From 1 to 3 p.m., attendees are invited to educate themselves on Kwanzaa and its seven principles, which are each honored for a day during the holiday: unity, self-determination, collective work and responsibility, cooperative economics, purpose, creativity and faith.
“I’m excited with what we’ve been talking about to provide opportunities for parents and families to learn about Kwanzaa,” said the Rev. Caitlin Cotter Coillberg with the Unitarian Universalist Congregation. “A child’s most important religious educators are parents and caregivers.

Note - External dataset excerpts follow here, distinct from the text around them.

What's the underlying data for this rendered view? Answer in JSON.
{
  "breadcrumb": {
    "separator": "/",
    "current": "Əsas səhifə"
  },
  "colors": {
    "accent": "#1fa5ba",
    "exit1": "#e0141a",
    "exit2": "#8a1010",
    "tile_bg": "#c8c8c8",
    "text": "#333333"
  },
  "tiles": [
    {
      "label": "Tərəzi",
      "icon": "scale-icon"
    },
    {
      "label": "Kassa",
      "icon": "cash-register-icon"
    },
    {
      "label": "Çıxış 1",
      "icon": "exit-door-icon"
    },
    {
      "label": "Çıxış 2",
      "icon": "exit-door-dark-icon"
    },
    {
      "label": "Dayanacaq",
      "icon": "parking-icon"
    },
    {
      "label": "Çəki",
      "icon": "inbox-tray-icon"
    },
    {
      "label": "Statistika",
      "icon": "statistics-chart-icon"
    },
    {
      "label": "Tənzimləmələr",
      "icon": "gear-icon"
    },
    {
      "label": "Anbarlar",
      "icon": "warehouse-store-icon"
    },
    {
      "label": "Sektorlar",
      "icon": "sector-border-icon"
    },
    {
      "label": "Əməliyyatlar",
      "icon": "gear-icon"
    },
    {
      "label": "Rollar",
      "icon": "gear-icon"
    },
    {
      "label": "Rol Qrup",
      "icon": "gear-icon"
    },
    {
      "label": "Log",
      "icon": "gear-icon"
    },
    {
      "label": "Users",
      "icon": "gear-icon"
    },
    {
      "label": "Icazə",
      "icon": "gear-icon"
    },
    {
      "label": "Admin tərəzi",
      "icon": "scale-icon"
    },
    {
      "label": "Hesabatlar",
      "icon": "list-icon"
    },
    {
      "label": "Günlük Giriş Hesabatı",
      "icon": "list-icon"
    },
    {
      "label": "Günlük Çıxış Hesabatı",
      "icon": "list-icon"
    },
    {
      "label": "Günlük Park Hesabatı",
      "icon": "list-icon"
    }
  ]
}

It’s part of our philosophy to support that education.”
Attendees will have the opportunity to learn the origin of the holiday, which started in 1966 as an effort to unify the African-American community and focus on solution-oriented problem solving and conversations. They will learn some Swahili words and responses, what different colors signify for the holiday and other traditions that have evolved as a part of celebrations.
“Kwanzaa is a very new holiday, and one of the best things about that is people can create their own — you know, I hate to say traditions, because these things can change as we do — but they can honor in their own way and bring their experiences to the celebration,” Hart said. “This isn’t a substitute for Christmas as a lot of people think. It’s simply coming together, being able to look each other in the face, share some time and through those experiences develop a common language.”
Hart hopes to start the event with high energy and urges everyone who attends to bring some sort of noisemaker for the annual drumming circle — “a tambourine, an empty can, a spoon, a washboard. Anything that can help you make noise with us, and out of that noise we can hear the music in between.”
The second portion of the evening, from 6:30 to 9:30 p.m., will be more of a performance segment, with a potluck dinner. Anyone who attends is urged to bring a dish to share if they are able.
Hart said she sees a few newcomers each year, and many make efforts to become more involved as years progress. She hopes that, if nothing else, the annual celebration can help educate community members on the purpose of the holiday.
“We want people to come ask us questions and knock on our door. That’s what Kwanzaa is about — stepping out of that comfort zone and seeing there’s those of us that are willing to help you become you,” Hart said. “You’re never too old and it’s never too late to try something new or learn something unfamiliar. It’s easy to become a part of the whole through Kwanzaa—it helps you feel like there are more people to support you, and for you to support them.”